Now I had referred to students and readers whose communities cannot tolerate any theological dissent. These are basically imperialists who have turned every claim, even the pastor's personal opinion, into dogma. Here the categories of theology and doctrine are empty, save for a receptionist who refers everyone to the alpha-pastor or the statement of faith. There is an overly narrow picture of the Church here, and there is philosophical confusion, but there is often a good deal of old-fashioned pride as well.

Students and readers who reduce faith to opinion are like relativists who have turned all Christian teaching into mere personal opinion.

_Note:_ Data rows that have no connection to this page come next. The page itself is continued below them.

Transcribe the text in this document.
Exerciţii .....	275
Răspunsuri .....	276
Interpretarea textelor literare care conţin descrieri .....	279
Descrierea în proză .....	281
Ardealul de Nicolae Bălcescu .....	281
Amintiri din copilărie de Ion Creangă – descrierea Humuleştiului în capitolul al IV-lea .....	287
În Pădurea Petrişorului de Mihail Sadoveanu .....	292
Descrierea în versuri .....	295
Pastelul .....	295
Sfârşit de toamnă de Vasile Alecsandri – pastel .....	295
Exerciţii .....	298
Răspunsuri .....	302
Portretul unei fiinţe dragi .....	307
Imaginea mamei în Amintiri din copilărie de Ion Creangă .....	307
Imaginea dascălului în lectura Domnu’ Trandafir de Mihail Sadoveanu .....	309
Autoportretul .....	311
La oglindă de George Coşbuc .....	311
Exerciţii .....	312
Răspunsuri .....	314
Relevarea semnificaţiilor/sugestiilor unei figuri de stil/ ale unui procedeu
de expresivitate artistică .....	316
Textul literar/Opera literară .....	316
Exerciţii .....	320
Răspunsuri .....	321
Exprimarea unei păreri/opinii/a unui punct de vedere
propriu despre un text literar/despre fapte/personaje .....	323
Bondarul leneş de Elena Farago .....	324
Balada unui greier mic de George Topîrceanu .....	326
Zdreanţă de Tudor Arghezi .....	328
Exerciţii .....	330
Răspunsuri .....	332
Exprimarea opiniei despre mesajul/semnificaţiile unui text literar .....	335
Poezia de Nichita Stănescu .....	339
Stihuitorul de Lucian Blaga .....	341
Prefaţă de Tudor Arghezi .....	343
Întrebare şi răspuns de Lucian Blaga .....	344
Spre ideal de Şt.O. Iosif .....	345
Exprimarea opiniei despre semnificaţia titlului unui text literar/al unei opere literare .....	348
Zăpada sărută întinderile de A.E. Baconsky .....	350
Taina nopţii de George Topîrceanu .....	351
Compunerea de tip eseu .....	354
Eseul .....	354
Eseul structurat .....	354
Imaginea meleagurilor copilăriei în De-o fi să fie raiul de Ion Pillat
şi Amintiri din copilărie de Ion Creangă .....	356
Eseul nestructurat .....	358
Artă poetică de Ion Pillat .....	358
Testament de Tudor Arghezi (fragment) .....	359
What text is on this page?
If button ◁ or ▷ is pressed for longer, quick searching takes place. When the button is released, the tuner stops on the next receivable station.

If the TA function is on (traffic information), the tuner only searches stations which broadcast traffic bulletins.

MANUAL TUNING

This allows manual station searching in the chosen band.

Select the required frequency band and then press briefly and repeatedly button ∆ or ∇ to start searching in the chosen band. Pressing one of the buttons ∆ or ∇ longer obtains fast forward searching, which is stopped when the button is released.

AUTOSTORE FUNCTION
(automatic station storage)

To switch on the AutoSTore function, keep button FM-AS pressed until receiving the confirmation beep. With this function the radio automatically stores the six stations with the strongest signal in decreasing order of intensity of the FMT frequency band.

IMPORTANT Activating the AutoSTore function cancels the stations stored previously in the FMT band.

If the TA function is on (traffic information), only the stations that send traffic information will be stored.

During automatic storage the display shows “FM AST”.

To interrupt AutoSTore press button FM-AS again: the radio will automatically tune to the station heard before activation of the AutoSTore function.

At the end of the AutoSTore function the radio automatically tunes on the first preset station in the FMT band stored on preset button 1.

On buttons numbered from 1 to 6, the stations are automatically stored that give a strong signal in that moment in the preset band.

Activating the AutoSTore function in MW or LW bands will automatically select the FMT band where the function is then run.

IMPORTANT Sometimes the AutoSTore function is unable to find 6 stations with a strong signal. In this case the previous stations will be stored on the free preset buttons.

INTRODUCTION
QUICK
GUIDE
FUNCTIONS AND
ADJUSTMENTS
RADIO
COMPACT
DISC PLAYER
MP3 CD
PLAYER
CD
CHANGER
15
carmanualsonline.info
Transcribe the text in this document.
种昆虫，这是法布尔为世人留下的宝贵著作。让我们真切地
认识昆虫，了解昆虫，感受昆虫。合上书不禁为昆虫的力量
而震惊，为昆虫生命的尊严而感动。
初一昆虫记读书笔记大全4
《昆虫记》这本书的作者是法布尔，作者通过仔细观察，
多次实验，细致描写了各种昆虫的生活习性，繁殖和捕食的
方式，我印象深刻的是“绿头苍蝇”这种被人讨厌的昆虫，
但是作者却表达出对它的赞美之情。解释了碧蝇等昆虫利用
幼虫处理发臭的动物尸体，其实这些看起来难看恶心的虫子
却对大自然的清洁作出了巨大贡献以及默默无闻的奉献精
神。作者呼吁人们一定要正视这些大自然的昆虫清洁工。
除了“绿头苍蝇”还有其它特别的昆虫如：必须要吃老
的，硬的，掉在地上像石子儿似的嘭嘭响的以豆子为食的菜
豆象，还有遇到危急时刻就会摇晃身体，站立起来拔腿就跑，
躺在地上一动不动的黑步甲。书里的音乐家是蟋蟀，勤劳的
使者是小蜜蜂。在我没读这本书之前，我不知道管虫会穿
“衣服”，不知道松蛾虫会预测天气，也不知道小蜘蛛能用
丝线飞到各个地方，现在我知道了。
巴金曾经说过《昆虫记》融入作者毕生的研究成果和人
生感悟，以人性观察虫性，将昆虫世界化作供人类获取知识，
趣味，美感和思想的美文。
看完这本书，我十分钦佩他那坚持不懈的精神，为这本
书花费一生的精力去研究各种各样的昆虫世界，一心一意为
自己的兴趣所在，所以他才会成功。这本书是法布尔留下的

The category of dogma is empty, save for a lonely and invisible sentinel that drives away all rivals with the one absolute axiom of relativism: "all truth is just individual opinion." There is an overly individualistic picture of the Church here, and philosophical confusion, and also a lot of pride.

Students who are loyal to a denomination they recognize as one of several legitimate ones have the advantage of knowing there actually is a legitimate middle level between the universal and the personal. They mainly differ with me about which specific teachings (say, predestination) are properly dogmatic and which are properly doctrinal. For instance, while I applaud Catholics for insisting on the millennia of their hard-won insights, I wish they would treat their nineteenth century Marian dogmas (with which my community disagrees) as properly doctrinal. And while I agree with fundamentalists that liberals have compromised the good news by deserting a few key articles of faith, I wish they would treat the fundamentalist dogmas of biblical inerrancy and substitutionary atonement (with which my community agrees) as properly doctrinal. These communities have similar disagreements with my community and with me. There is a schismatic picture of the Church here, but our differences can still be healthy. In a way, the fact that today we converse more than we anathematize shows we are moving toward reconciliation. However, our communities have invested sanctity not just in the edifying power of our teachings but in the security of institutional affiliation and group identity, so there is plenty of pride in this camp as well. Imperialism is older than modernity and is sure to survive it.

All this is to say that in a healthy Church, like a healthy classroom, there is room for "in essentials unity, in non-essentials liberty, in both charity." In other words, for catholicity. It takes students a while to get a sense for how this works, so be patient. Someday every tribe and tongue and nation will gather around a common throne and sing, and we will find our voices coming together in polyphonous harmony in a way we cannot imagine. We will need more lessons and a lot of tuning, but we are already learning our parts.

While I already know the melody, I still can't wait to hear the full ensemble!